This Savannah-based band, pronounced (yoo-n-fī-ya) is looking to unite the South with music perfect for a summer beach day with Cali-vibes over Reggae rock.
Embodying the mellow vibes of Southern California, UniFya is currently touring Savannah’s live-music venues and beyond to share their original music. Drawing on reggae and ska influences to cultivate their unique sound, the band is closing in on 14,000 monthly listeners on Spotify. On July 1, they dropped their latest single, “Dirty Dub,” about the unrequited love of a beautiful woman over a mellifluous track. With bassist Jonathon Cabrera, keyboardist Demetri Chrissos, singer-guitar player Trey Lindsay and Billy Davis on drums, this band is making waves big enough to surf on. UniFya will be headlining the ninth annual Greenville Craft Beer Festival in the beginning of November, where nearly 1,000 people purchased tickets last year. The event is expected to sell out, yet again. South magazine talked with Cabrera about UniFya, and what makes the band special.

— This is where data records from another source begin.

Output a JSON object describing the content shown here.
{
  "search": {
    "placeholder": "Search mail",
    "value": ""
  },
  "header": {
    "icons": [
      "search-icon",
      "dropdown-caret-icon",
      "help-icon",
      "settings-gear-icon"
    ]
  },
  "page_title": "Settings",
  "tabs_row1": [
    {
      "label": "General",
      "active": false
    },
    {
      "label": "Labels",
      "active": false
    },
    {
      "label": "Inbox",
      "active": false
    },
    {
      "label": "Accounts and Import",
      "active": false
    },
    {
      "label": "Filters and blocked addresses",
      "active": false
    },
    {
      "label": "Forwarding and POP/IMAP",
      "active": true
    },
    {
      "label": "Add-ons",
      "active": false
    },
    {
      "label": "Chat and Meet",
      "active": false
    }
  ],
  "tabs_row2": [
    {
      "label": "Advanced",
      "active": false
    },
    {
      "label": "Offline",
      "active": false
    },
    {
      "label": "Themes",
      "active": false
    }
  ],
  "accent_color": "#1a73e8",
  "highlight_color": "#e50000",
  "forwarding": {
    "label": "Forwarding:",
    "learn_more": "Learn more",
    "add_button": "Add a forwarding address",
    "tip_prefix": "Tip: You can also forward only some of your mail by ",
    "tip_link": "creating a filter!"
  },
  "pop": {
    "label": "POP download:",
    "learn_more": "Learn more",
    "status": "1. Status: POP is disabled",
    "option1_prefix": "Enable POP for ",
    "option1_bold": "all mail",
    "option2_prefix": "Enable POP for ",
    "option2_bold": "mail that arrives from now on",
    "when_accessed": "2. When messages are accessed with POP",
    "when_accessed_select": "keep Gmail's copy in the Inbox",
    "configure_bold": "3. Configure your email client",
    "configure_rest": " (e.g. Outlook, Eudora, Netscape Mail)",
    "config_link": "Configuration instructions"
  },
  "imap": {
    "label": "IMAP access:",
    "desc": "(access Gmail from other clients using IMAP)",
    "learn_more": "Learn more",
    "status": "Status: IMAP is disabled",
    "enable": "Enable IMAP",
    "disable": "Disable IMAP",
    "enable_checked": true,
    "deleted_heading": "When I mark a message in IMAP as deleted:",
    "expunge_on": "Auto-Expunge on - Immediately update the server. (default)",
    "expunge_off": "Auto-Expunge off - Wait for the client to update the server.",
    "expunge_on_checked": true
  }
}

South magazine: What does UniFya mean?
UniFya: The name is based on the concept of “one fire.” It is a theoretical roundtable where everyone is equally important and shares the most basic of needs, togetherness, warmth and love. It speaks to a universal language, music, which crosses all boundaries, perspectives and religions. Essentially we all have similar needs at our roots. One fire, unified.
S: What makes UniFya special?
U: UniFya was created at the right time in the right place. In our region, there are very few bands that appeal to a reggae-loving audience, which is surprising given that we are in a subtropical environment, and on the ocean. We have been welcomed with open arms and heavy interest. We just won the Rome and Duddy podcast’s contest for best Indie song, and one of our singles, “So Long,” is nearing 70,000 spins on Spotify.
S: How did everyone meet?
U: Started during the height of the COVID lockdowns, one thing we could all agree on was our unity, our love of fellow humans and music as the bridge. I put together this band piece-by-piece, lining up the folks that fit this thought process. I had spent years with a band, sponsored by Jagermeister, and had opportunities to play with bands such as Slayer, Staind, Damage Plan and many others.
S: What attracted UniFya to reggae?
U: I’ve always been influenced by reggae grooves since I was a teenager. I would regularly drive to downtown Chicago to hang out with Melaku Rhetta, who played keys in Ziggy Marley’s band. I found the scene was very welcoming, and full of positive messages.
S: As the band continues to grow, how do you envision your music evolving?
U: I can see our music evolving to become more diverse. Playing [longer] sets has already changed the music, making us more in the realm of a jam band. Certain songs we make longer, in a natural jam sort of way, based on feel, in the moment. It’s nothing that can be rehearsed. As we play, we get into a zone of sorts, and everyone can feel where everyone else is going in an improvisational way. It’s some of the most fulfilling moments when it works out, as if by magic, especially when everyone changes and stops at the same time when none of it is preplanned.